Вот тут-то и началось представление. Как он неистовствовал, с какими проклятиями бежал через весь поселок к пожарищу! Он и шапку оземь бросал и рвал на себе волосы. Вчуже жалко было видеть, что сделало с человеком несчастье.
— Моя вилла, моя прекрасная «Вилла Фреди»!.. А дорогая мебель, а ковры, посуда!.. Все пропало, я разорен теперь вконец!.. Придется наниматься в работники! О господи, как я это перенесу!

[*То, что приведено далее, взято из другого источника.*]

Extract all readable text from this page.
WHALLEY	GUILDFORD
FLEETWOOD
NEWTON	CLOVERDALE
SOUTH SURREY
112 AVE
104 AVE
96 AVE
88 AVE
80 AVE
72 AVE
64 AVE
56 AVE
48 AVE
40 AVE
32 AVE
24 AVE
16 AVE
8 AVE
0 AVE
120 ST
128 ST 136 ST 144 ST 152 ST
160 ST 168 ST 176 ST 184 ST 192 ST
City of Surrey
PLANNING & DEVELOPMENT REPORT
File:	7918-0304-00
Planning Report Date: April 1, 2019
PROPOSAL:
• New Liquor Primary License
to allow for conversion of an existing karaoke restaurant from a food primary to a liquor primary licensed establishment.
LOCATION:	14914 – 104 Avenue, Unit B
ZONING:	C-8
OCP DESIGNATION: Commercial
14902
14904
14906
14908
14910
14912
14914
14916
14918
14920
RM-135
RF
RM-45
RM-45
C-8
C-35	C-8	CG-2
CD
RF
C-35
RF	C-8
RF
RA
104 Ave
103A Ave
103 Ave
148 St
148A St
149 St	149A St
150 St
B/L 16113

Но он перенес. И даже очень легко. Побесившись на глазах у людей, Фред целый день был нем как рыба, не отвечая ни слова утешавшим его соседям. Затем он поехал в Ригу — подавать в страховое общество заявление о случившемся. Однако получить пятьдесят тысяч латов оказалось делом нелегким. Страховому обществу потребовались дополнительные сведения, оно обещало выслать на место комиссию, чтобы выяснить, при каких обстоятельствах возник пожар. Раньше Мартынова дня нечего было надеяться на получение страховой премии. Разозлившись на недоверчивых чиновников, он вернулся в Гнилуши. Разоренный человек… Что ему еще оставалось делать, как не взяться с новыми силами за лов в открытом море? «Титания» подняла якорь и ушла. В море по крайней мере Фреду не надо было строить печальную физиономию.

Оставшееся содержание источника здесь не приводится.